BEIRUT, LEBANON – A Lebanese judge has asked central bank chief Riad Salameh to appear before visiting European investigators, a judicial official said Monday, part of a multinational probe into his personal wealth.
Salameh “has been summoned to appear at 10:00 am (0800 GMT) on Wednesday” before investigators from France, Luxembourg and Belgium, the Lebanese judicial official told AFP on condition of anonymity as they were not authorized to speak to the media.
The embattled central bank chief faces embezzlement accusations in separate investigations in Lebanon and abroad, looking into the fortune he has amassed in a country mired in financial crisis.
He denies all accusations against him and has rarely appeared before the judiciary, despite numerous complaints and summonses.
Salameh had been summoned for questioning on Wednesday in the domestic case, but that session has been postponed to make way for the European investigators, according to the judicial official.
If he shows up, it would be the first time Salameh, 72, appears before European investigators probing suspected financial misconduct, including possible money laundering and embezzlement.
For procedural reasons, Lebanese judge Charbel Abu Samra would question Salameh in the presence of the European investigators, the official said.

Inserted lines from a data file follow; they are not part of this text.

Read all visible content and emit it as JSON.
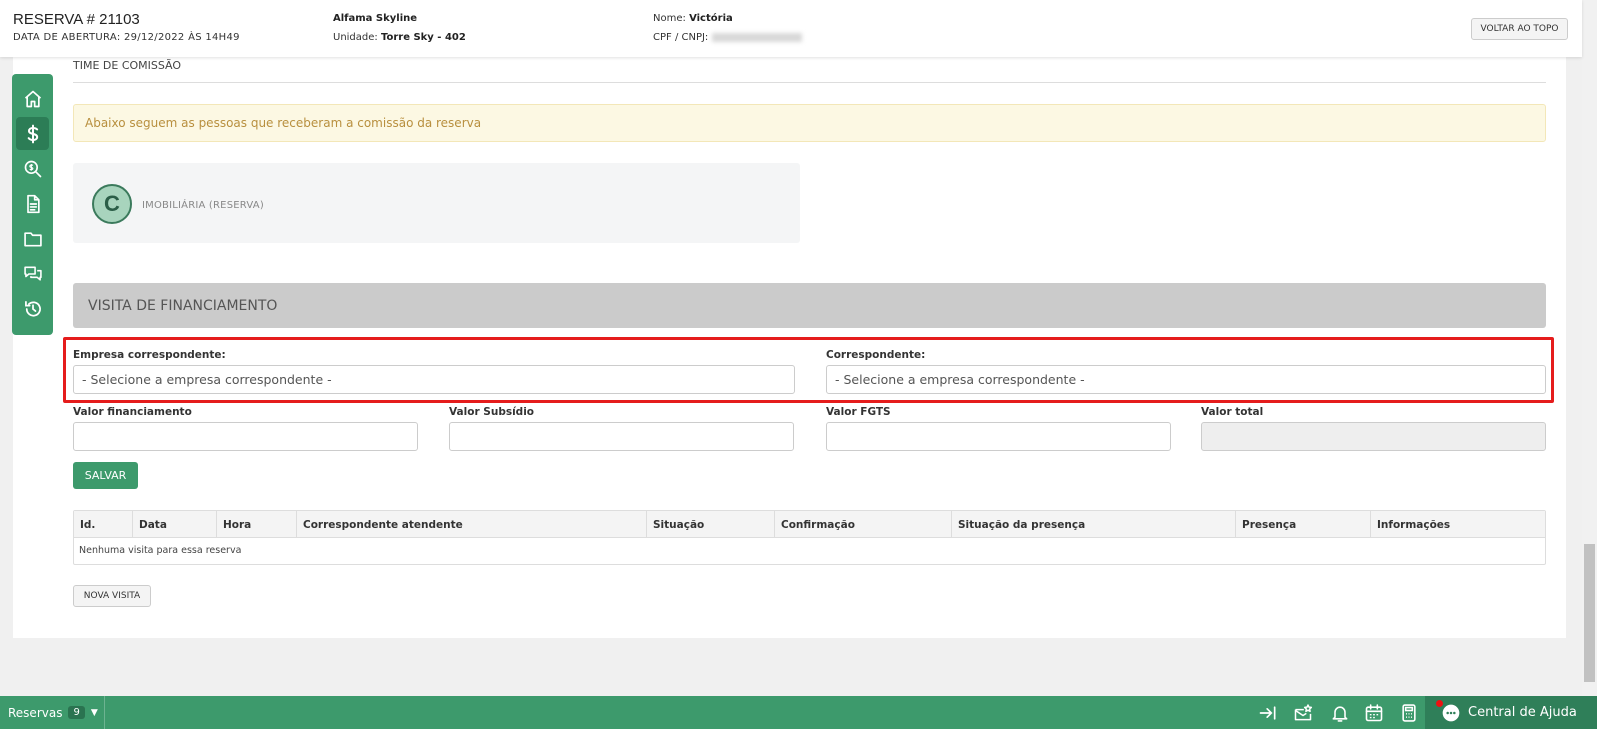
{
  "header": {
    "reserva_title": "RESERVA # 21103",
    "abertura": "DATA DE ABERTURA: 29/12/2022 ÀS 14H49",
    "empreendimento": "Alfama Skyline",
    "unidade_label": "Unidade:",
    "unidade_value": "Torre Sky - 402",
    "nome_label": "Nome:",
    "nome_value": "Victória",
    "cpf_label": "CPF / CNPJ:",
    "voltar_label": "VOLTAR AO TOPO"
  },
  "sidebar": {
    "items": [
      {
        "icon": "home-icon"
      },
      {
        "icon": "dollar-icon",
        "active": true
      },
      {
        "icon": "search-dollar-icon"
      },
      {
        "icon": "document-icon"
      },
      {
        "icon": "folder-icon"
      },
      {
        "icon": "chat-icon"
      },
      {
        "icon": "history-icon"
      }
    ]
  },
  "comissao": {
    "title": "TIME DE COMISSÃO",
    "alert": "Abaixo seguem as pessoas que receberam a comissão da reserva",
    "avatar_letter": "C",
    "role": "IMOBILIÁRIA (RESERVA)"
  },
  "visita": {
    "heading": "VISITA DE FINANCIAMENTO",
    "empresa_label": "Empresa correspondente:",
    "empresa_placeholder": "- Selecione a empresa correspondente -",
    "correspondente_label": "Correspondente:",
    "correspondente_placeholder": "- Selecione a empresa correspondente -",
    "valor_financiamento_label": "Valor financiamento",
    "valor_subsidio_label": "Valor Subsídio",
    "valor_fgts_label": "Valor FGTS",
    "valor_total_label": "Valor total",
    "salvar_label": "SALVAR",
    "table": {
      "columns": [
        "Id.",
        "Data",
        "Hora",
        "Correspondente atendente",
        "Situação",
        "Confirmação",
        "Situação da presença",
        "Presença",
        "Informações"
      ],
      "empty_message": "Nenhuma visita para essa reserva"
    },
    "nova_visita_label": "NOVA VISITA"
  },
  "footer": {
    "reservas_label": "Reservas",
    "reservas_count": "9",
    "help_label": "Central de Ajuda"
  },
  "colors": {
    "primary_green": "#3d9a6c",
    "highlight_red": "#e51c1c",
    "alert_bg": "#fcf8e3"
  }
}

France, Germany and Luxembourg in March last year seized assets worth US$130 million (120 million euros) in a move linked to a French probe into Salameh’s personal wealth.
Lebanese authorities last month charged the three-decade central bank chief, who remains in his post, with embezzlement, money laundering and tax evasion.

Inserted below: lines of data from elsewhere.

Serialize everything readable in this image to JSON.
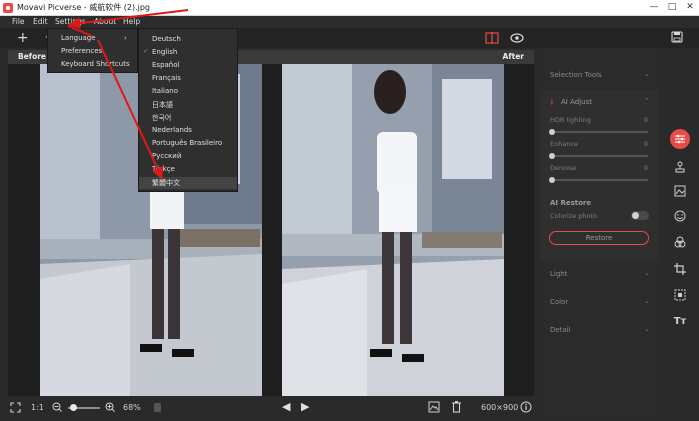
{
  "window": {
    "title": "Movavi Picverse - 威航软件 (2).jpg",
    "minimize": "—",
    "maximize": "□",
    "close": "✕"
  },
  "menubar": {
    "items": [
      "File",
      "Edit",
      "Settings",
      "About",
      "Help"
    ]
  },
  "settings_menu": {
    "items": [
      {
        "label": "Language",
        "arrow": "›"
      },
      {
        "label": "Preferences"
      },
      {
        "label": "Keyboard Shortcuts"
      }
    ]
  },
  "language_menu": {
    "items": [
      "Deutsch",
      "English",
      "Español",
      "Français",
      "Italiano",
      "日本語",
      "한국어",
      "Nederlands",
      "Português Brasileiro",
      "Русский",
      "Türkçe",
      "繁體中文"
    ],
    "checked": "English",
    "check_glyph": "✓",
    "highlighted": "繁體中文"
  },
  "compare": {
    "before_label": "Before",
    "after_label": "After"
  },
  "bottom": {
    "ratio_label": "1:1",
    "zoom_value": 68,
    "zoom_text": "68%",
    "image_size": "600×900"
  },
  "right_panel": {
    "selection_tools": "Selection Tools",
    "ai_adjust": "AI Adjust",
    "sliders": [
      {
        "label": "HDR lighting",
        "value": "0"
      },
      {
        "label": "Enhance",
        "value": "0"
      },
      {
        "label": "Denoise",
        "value": "0"
      }
    ],
    "ai_restore": "AI Restore",
    "colorize_label": "Colorize photo",
    "colorize_on": false,
    "restore_button": "Restore",
    "light": "Light",
    "color": "Color",
    "detail": "Detail"
  },
  "tools": [
    "sliders-icon",
    "stamp-icon",
    "image-icon",
    "face-icon",
    "color-circles-icon",
    "crop-icon",
    "frame-icon",
    "text-icon"
  ],
  "colors": {
    "accent": "#e94a4a",
    "annotation": "#e01818",
    "panel": "#2b2b2b",
    "menu": "#2f2f2f"
  }
}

In January, the European investigators interviewed banking officials in Beirut about the transfer of funds to countries where Salameh has significant assets.
They also examined the central bank’s ties to Forry Associates Ltd, a British Virgin Islands-registered company that listed Salameh’s brother as its beneficiary.
Forry is suspected of having brokered Lebanese treasury bonds and Eurobonds at a commission, which was then allegedly transferred to his bank accounts abroad.
Swiss media reported last month that 12 banks in the European country had received a large part of the money Salameh is alleged to have embezzled – estimated at up to $500 million.
Head of the central bank since 1993, Salameh is part of the Lebanese political class widely blamed for a crushing economic crisis in Lebanon that began in late 2019.